Towards a smart cancer registry — ASN Events

Towards a smart cancer registry (#785)

Anthony Nguyen 1 , Julie Moore 2 , Guido Zuccon 1 , Shoni Colquist 2
  1. The Australian e-Health Research Centre, CSIRO, Brisbane, QLD, Australia
  2. Queensland Cancer Control Analysis Team, Queensland Health, Brisbane, QLD, Australia

Aims: Pathology notification for a Cancer Registry is regarded as the most valid information for the confirmation of a diagnosis of cancer.  In view of the importance of pathology data, an automatic medical text analysis system (Medtex) is being developed to perform electronic Cancer Registry data extraction and coding of important clinical information embedded within pathology reports.

Methods: The system automatically scans HL7 messages received from a Queensland pathology information system and analyses the reports for terms and concepts relevant to a cancer notification.  A multitude of data items for cancer notification such as primary site, histological type, stage, and other synoptic data are classified by the system. The underlying extraction and classification technology is based on SNOMED CT1 2. The Queensland Cancer Registry business rules3 and International Classification of Diseases – Oncology – Version 34 have been incorporated.
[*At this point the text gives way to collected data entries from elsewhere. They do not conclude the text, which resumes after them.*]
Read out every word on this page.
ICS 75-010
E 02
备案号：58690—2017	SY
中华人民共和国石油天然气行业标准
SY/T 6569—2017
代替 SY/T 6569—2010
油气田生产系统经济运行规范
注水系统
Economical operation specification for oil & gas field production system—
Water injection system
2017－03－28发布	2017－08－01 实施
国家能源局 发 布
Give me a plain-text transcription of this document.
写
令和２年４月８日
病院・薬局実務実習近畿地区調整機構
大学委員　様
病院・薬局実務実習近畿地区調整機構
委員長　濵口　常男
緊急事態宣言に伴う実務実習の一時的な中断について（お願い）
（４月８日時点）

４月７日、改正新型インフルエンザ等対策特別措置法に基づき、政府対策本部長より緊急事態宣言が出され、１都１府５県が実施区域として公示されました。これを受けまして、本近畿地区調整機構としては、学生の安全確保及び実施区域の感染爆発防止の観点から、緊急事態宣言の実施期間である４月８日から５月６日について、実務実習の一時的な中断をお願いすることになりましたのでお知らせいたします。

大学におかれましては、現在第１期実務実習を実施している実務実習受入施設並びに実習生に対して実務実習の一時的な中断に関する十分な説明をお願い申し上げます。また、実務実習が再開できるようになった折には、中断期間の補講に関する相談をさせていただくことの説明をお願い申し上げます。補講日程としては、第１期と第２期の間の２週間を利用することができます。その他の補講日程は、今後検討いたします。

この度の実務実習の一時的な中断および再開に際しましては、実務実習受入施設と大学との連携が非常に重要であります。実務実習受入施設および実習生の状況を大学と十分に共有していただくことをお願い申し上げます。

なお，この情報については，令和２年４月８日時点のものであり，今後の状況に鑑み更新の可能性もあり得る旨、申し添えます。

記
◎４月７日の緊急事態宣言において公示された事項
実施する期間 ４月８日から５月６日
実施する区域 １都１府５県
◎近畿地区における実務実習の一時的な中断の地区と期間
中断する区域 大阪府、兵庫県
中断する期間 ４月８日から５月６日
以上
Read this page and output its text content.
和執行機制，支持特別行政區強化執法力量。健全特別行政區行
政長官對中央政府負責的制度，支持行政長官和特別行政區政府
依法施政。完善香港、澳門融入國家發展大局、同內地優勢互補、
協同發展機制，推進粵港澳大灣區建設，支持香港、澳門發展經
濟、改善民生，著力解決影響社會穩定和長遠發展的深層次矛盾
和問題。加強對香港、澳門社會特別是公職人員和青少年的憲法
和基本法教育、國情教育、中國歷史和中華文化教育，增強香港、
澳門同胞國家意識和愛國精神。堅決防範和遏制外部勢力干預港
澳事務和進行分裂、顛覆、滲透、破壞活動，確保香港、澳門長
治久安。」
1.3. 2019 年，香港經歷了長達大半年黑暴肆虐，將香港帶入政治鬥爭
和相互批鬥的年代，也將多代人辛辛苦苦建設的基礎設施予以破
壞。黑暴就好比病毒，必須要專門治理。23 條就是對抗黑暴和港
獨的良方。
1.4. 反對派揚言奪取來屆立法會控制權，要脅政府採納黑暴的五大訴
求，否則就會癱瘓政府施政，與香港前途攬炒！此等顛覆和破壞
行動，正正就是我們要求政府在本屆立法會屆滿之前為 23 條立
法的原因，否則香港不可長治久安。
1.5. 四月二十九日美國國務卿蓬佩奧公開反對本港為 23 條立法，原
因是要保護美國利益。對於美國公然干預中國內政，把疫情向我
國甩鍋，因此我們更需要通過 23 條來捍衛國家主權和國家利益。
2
Results:  The cancer notification services show that the classification of notifiable reports can be achieved with sensitivities of 98% and specificities of 96%5, while the coding of cancer notification items such as basis of diagnosis, histological type and grade, primary site and laterality can be extracted with an overall accuracy of 80%6. In the case of lung cancer staging, the automated stages produced were accurate enough for the purposes of population level research and indicative staging prior to multi-disciplinary team meetings2 7. Medtex also allows for detailed tumour stream synoptic reporting8.

Conclusions: Medtex demonstrates how medical free-text processing could enable the automation of some Cancer Registry processes. Over 70% of Cancer Registry coding resources are devoted to information acquisition.  The development of a clinical decision support system to unlock information from medical free-text could significantly reduce costs arising from duplicated processes and enable improved decision support, enhancing efficiency and timeliness of cancer information for Cancer Registries.

  1. A. Nguyen, M. Lawley, D. Hansen, S. Colquist, “A Simple Pipeline Application for Identifying and Negating SNOMED Clinical Terminology in Free-text,” Health Informatics Conference, pp. 188-193, Canberra, Australia, 2009.
  2. A. Nguyen, M. Lawley, D. Hansen, R. Bowman, B. Clarke, E. Duhig, S. Colquist, “Symbolic rule-based classification of lung cancer stages from free-text pathology reports,” J Am Med Inform Assoc, 17(4): 440-445, 2010.
  3. Queensland Cancer Registry “Clinical Coding Manual v3.”
  4. International classification of diseases for oncology 3rd Edition, WHO 2000
  5. A. Nguyen, J. Moore, G. Zuccon, M. Lawley, S. Colquist, “Classification of pathology reports for Cancer Registry notifications,” Health Informatics Conference, pp. 150-156, Sydney, Australia, 2012.
  6. A. Nguyen, J. Moore, M. Lawley, D. Hansen, S. Colquist, “Automatic Extraction of Cancer Characteristics from Free-Text Pathology Reports for Cancer Notifications,” Health Informatics Conference, pp. 117-124, Brisbane, Australia, 2011.
  7. I. McCowan, D. Moore, A. Nguyen, R. Bowman, B. Clarke, E. Duhig, M. Fry, “Collection of Cancer Stage Data by Classifying Free-text Medical Reports,” J Am Med Inform Assoc, 14(6): 736-745, 2007.
  8. A. Nguyen, M. Lawley, D. Hansen, S. Colquist, “Structured Pathology Reporting for Cancer from Free-text: Lung Cancer Case Study,” eJHI, 7(1): e8, 2012.